Eppure, non riuscivo ad avere con lei un rapporto normale. Non potevamo provare a conoscerci, come tutte le altre persone di questo mondo? No, non era possibile. Avevamo saltato troppe fasi per pensare di avere un rapporto normale.

- Matt, porca miseria, quando decidi di darti alla vita selvaggia, almeno avvisa!- disse Kelsey sedendosi al mio fianco, allungando le gambe sulla sabbia.

- Oh, non mi sembra che ti dispiaccia.- le risposi guardandola di sottecchi. Lei strinse le labbra e sbuffò, come faceva sempre quando non voleva darla vinta a qualcuno. – Non abbiamo i costumi.- disse poi, indicando l’ acqua e guardandomi storto.

- Io si.- le dissi alzandomi in piedi e togliendomi la maglia.

- Cosa!? Ma tu sei…- disse lei con il suo tono più indignato, alzandosi in piedi.

- Cosa sarei?- le chiesi ridendo, sfilandomi anche i pantaloni e restando in costume.

- Tu… sei un approfittatore, un vile bugiardo calcolatore!- gridò lei, trattenendo le risate.

- Davvero? E ti par poco?- Risi, scappando verso l’ acqua mentre lei mi rincorreva.

- Matthew Wilde, se ti prendo sei morto!-

Mi buttai in acqua completamente, trovando finalmente sollievo dal caldo estivo. Anche sott’ acqua riuscivo a sentire Kelsey sbraitare, e quando riemersi rimasi leggermente stupito.

Si era tolta il vestito ed era rimasta in intimo. La vidi infilarsi la mia maglietta – la mia maglietta – e sfilarsi il reggiseno, abbandonandolo sulla sabbia.

- Vengo ad annegarti.- disse ghignando, in un modo che le dava un’ aria leggermente inquietante.

E in un attimo me la trovai addosso, mentre cercava di tenermi la testa sott’ acqua, la maglietta appiccicata addosso come una seconda pelle.

Ad un tratto andai sotto e rimasi lì, in apnea, giusto per farla preoccupare un po’. Rimasi fermo, ad occhi chiusi, nella mia migliore interpretazione di me stesso annegato anche quando sentii le sue mani sulla faccia e poi mentre tentava di tirarmi fuori.

“Sei troppo magra, signorina” pensai.

Poi di colpo riemersi, riprendendo aria.

- Idiota! Mi stavo preoccupando!- gridò Kelsey con un tono che ricordava vagamente l’ isterico andante. – Ti stavi preoccupando per me?- le chiesi sorridendo, lasciando che i suoi deboli tentativi di pugni andassero a segno sul mio petto.

- Idiota…- sussurrò ancora, abbracciandomi, mentre sentivo che cercava di soffocare un sorriso.

Se gli estrogeni portavano questi risultati, benvenuta gravidanza!
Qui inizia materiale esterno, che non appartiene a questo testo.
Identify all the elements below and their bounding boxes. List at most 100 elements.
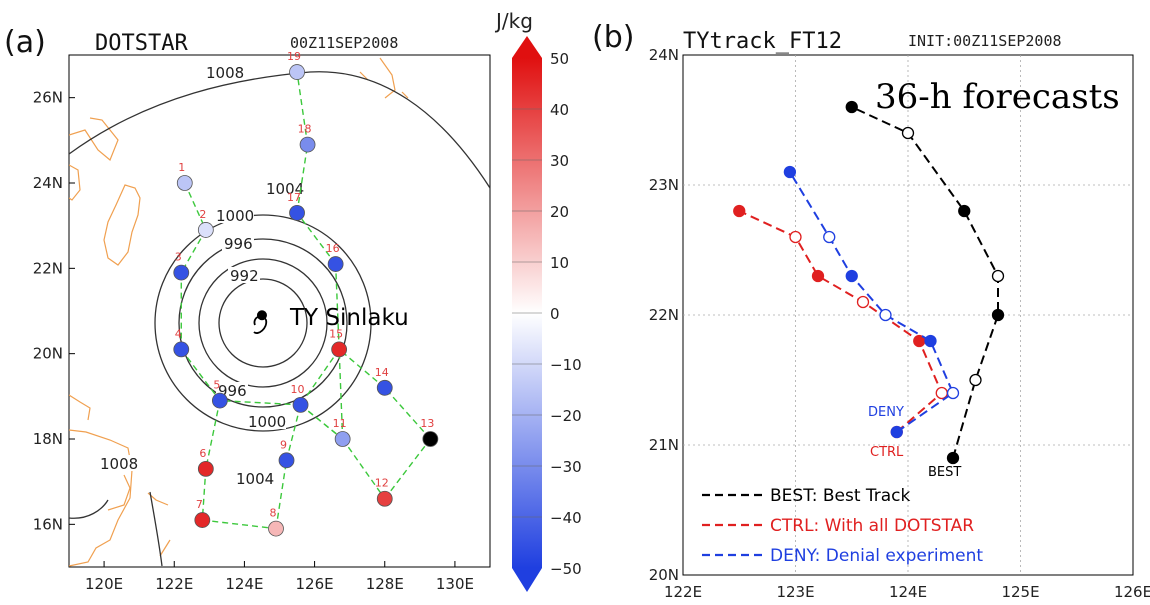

E, dall’ alto del mio metro e ottanta buono, mi trovai a contemplarla. Era bella, troppo. Troppo perché riuscissi a trattenermi.

- Kelsey…- sussurrai, mentre lei continuava a stringermi. Le accarezzai i capelli bagnati, lasciando che la mia mano scendesse, quasi inconsapevolmente, lungo la sua schiena.
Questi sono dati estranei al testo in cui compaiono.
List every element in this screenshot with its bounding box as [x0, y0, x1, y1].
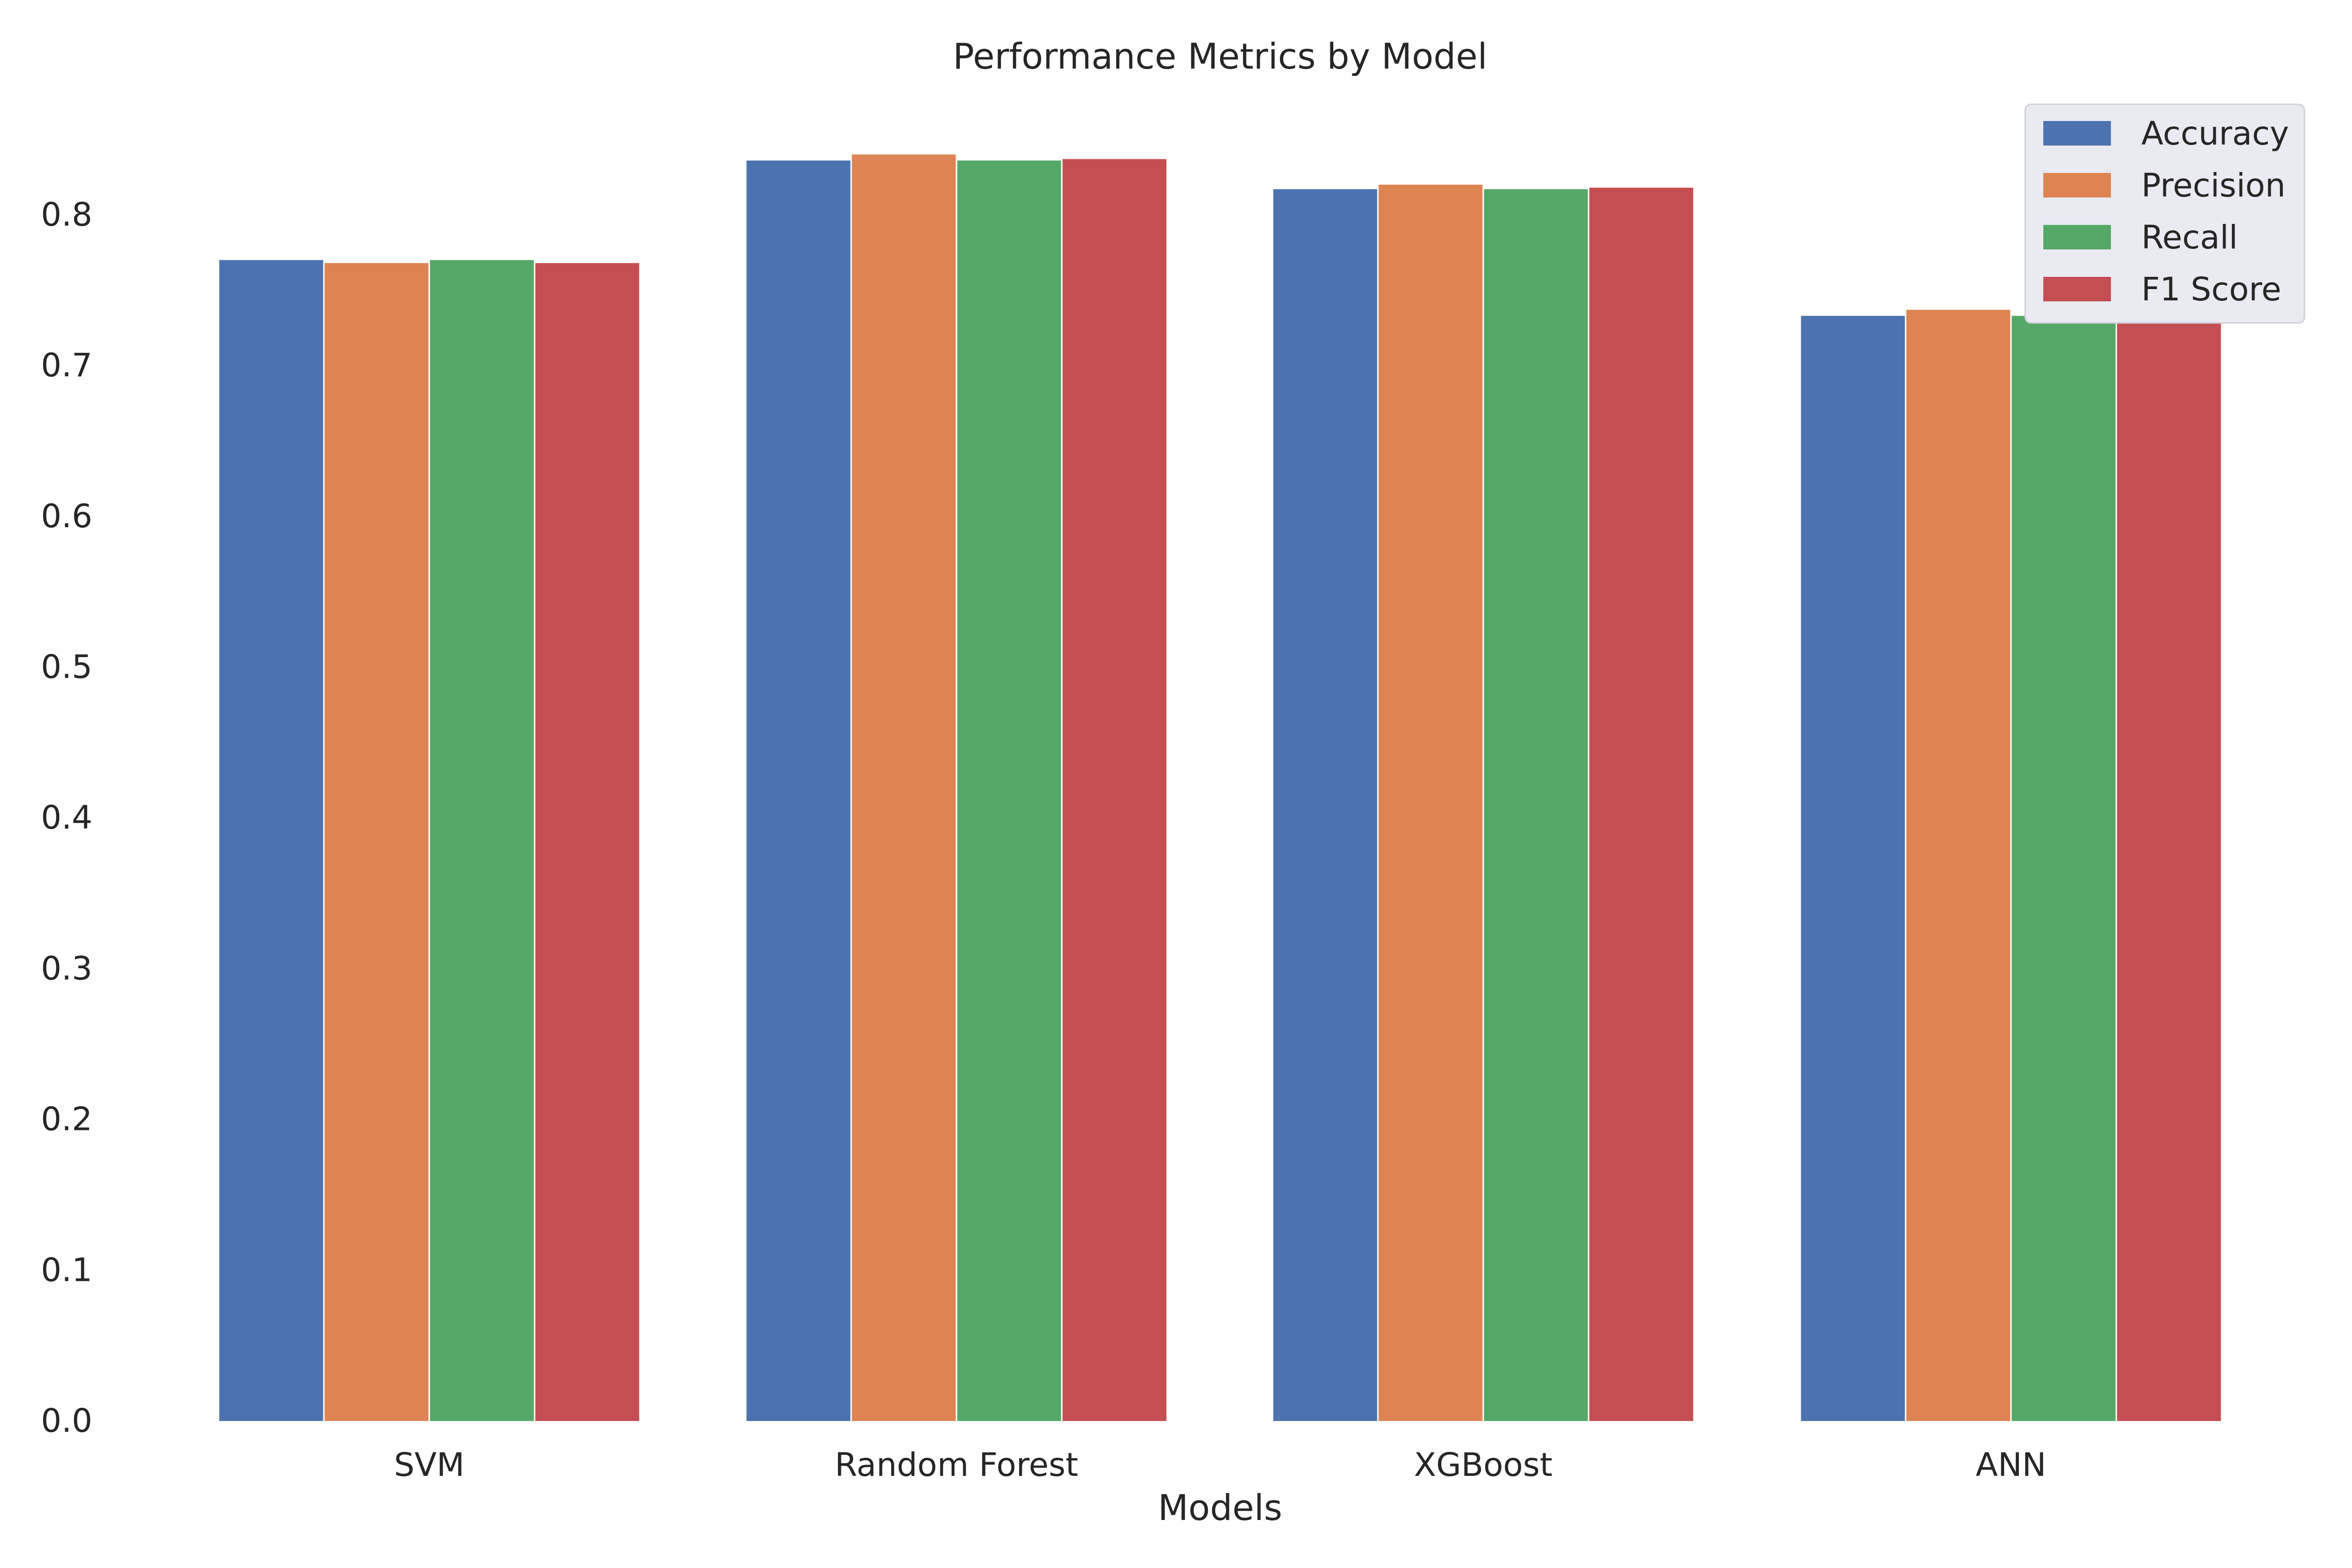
bars-group	[219, 154, 2221, 1421]
bar-accuracy-random-forest	[746, 160, 851, 1421]
bar-accuracy-ann	[1801, 316, 1905, 1421]
y-tick-label: 0.8	[41, 196, 93, 233]
bar-precision-xgboost	[1378, 184, 1483, 1421]
x-axis-ticks: SVM Random Forest XGBoost ANN	[394, 1446, 2046, 1484]
x-tick-label: ANN	[1976, 1446, 2046, 1484]
bar-precision-ann	[1906, 310, 2010, 1421]
y-tick-label: 0.5	[41, 648, 93, 686]
bar-f1-score-random-forest	[1062, 159, 1167, 1421]
x-tick-label: XGBoost	[1414, 1446, 1553, 1484]
y-tick-label: 0.7	[41, 346, 93, 384]
bar-recall-random-forest	[957, 160, 1061, 1421]
bar-recall-ann	[2011, 316, 2116, 1421]
legend-label: F1 Score	[2141, 270, 2281, 308]
y-tick-label: 0.4	[41, 799, 93, 836]
bar-accuracy-xgboost	[1273, 189, 1377, 1421]
y-tick-label: 0.2	[41, 1101, 93, 1138]
x-tick-label: Random Forest	[835, 1446, 1078, 1484]
legend-swatch-precision	[2043, 173, 2111, 197]
bar-f1-score-svm	[535, 263, 639, 1421]
y-axis-ticks: 0.0 0.1 0.2 0.3 0.4 0.5 0.6 0.7 0.8	[41, 196, 93, 1440]
y-tick-label: 0.1	[41, 1251, 93, 1289]
legend-swatch-accuracy	[2043, 121, 2111, 146]
y-tick-label: 0.3	[41, 950, 93, 987]
chart-title: Performance Metrics by Model	[953, 36, 1488, 77]
legend-label: Accuracy	[2141, 115, 2289, 152]
bar-f1-score-xgboost	[1589, 188, 1693, 1421]
bar-recall-svm	[430, 260, 534, 1421]
bar-precision-svm	[324, 263, 429, 1421]
x-axis-label: Models	[1158, 1487, 1282, 1528]
x-tick-label: SVM	[394, 1446, 465, 1484]
legend-label: Precision	[2141, 167, 2286, 204]
legend-swatch-recall	[2043, 225, 2111, 249]
bar-recall-xgboost	[1484, 189, 1588, 1421]
bar-f1-score-ann	[2117, 316, 2221, 1421]
bar-precision-random-forest	[852, 154, 956, 1421]
legend-swatch-f1-score	[2043, 277, 2111, 301]
y-tick-label: 0.6	[41, 497, 93, 535]
legend-label: Recall	[2141, 219, 2238, 256]
y-tick-label: 0.0	[41, 1402, 93, 1440]
bar-accuracy-svm	[219, 260, 323, 1421]
legend-box	[2024, 103, 2305, 324]
legend: Accuracy Precision Recall F1 Score	[2024, 103, 2305, 324]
- Kelsey.- dissi ancora, con una voce roca che stupì me per primo.

- Dimmi.-

- Guardami.-

E lei, in quella che a me sembrò un’ eternità di tempo, alzò la testa verso di me.

Era troppo bella. Troppo perché non mi tentasse. Troppo perché potessi, in qualche assurda fantasia, resistere. E la baciai. La baciai come se quella fosse stato il mio ultimo desiderio, l’ ultima libertà che mi fosse concessa in questa vita.
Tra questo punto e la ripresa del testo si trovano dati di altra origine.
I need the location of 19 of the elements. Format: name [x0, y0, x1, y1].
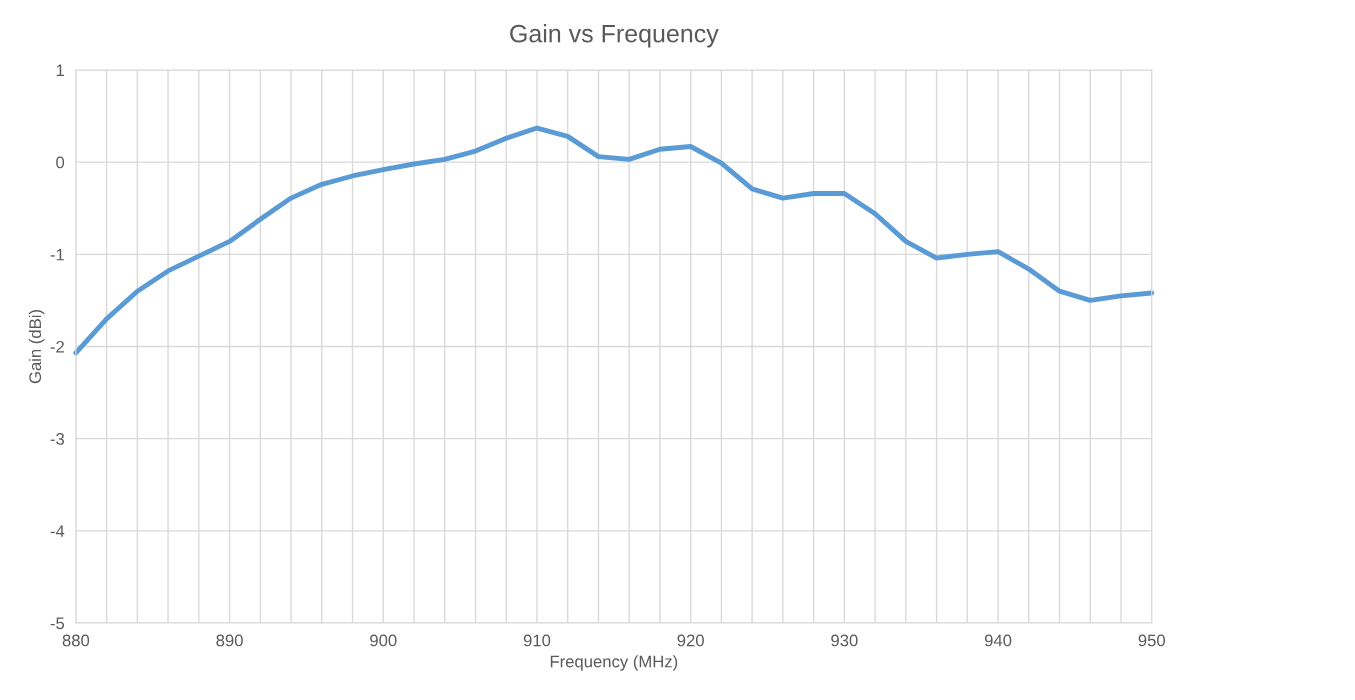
x-tick-label: 890 — [216, 634, 243, 647]
y-tick-label: 0 — [56, 156, 65, 169]
x-tick-label: 880 — [62, 634, 90, 647]
chart-title: Gain vs Frequency — [510, 24, 719, 48]
x-tick-label: 920 — [677, 634, 704, 647]
x-tick-label: 940 — [984, 634, 1012, 647]
line-series — [73, 125, 1155, 356]
x-axis-title: Frequency (MHz) — [550, 655, 678, 671]
x-tick-label: 950 — [1138, 634, 1165, 647]
y-tick-label: 1 — [56, 64, 64, 77]
x-tick-label: 900 — [370, 634, 397, 647]
y-axis-title: Gain (dBi) — [28, 310, 45, 384]
y-tick-label: -2 — [50, 340, 64, 353]
y-tick-label: -4 — [50, 525, 65, 537]
y-tick-label: -3 — [50, 433, 65, 445]
x-tick-label: 910 — [523, 634, 551, 647]
y-tick-label: -1 — [50, 248, 64, 261]
x-tick-label: 930 — [831, 634, 858, 647]
y-tick-label: -5 — [50, 617, 65, 630]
E, con mio enorme stupore, lei non mi allontanò, né si divincolò.

Semplicemente, ricambiò il bacio, con altrettanta foga e altrettanta disperazione.

E ad un tratto, tutto attorno a noi sparì. Sparì l’ acqua che ci circondava, sparirono i trentatré gradi estivi, sparirono i suoi genitori e i miei, sparì la mia maglietta dal suo corpo. Restò solo lei, la sua gamba attorno al mio fianco e l’ altra a sostenerla, i suoi seni premuti sul mio torace, e restai io, con lei.

Finalmente.

 

 

 

 

 

^^

 

 

 

 

 

 

 

 

Mi sento un po’ una fottuta bastarda (XD) a finire così, però sono consapevole del fatto che, se avessi continuato a scrivere, questo capitolo sarebbe stato da me postato a Natale dell’ anno prossimo, cosa tuttavia impossibile in quanto Natale dell’ anno prossimo è dopo il 21 dicembre, data in cui moriremo tutti.

Almeno secondo i Maya.

Simpatici, quei tizi.

 

Orsù, non buttiamoci giù! Tanto io non ci credo (alla fine del mondo), quindi il problema si risolve da sé XP.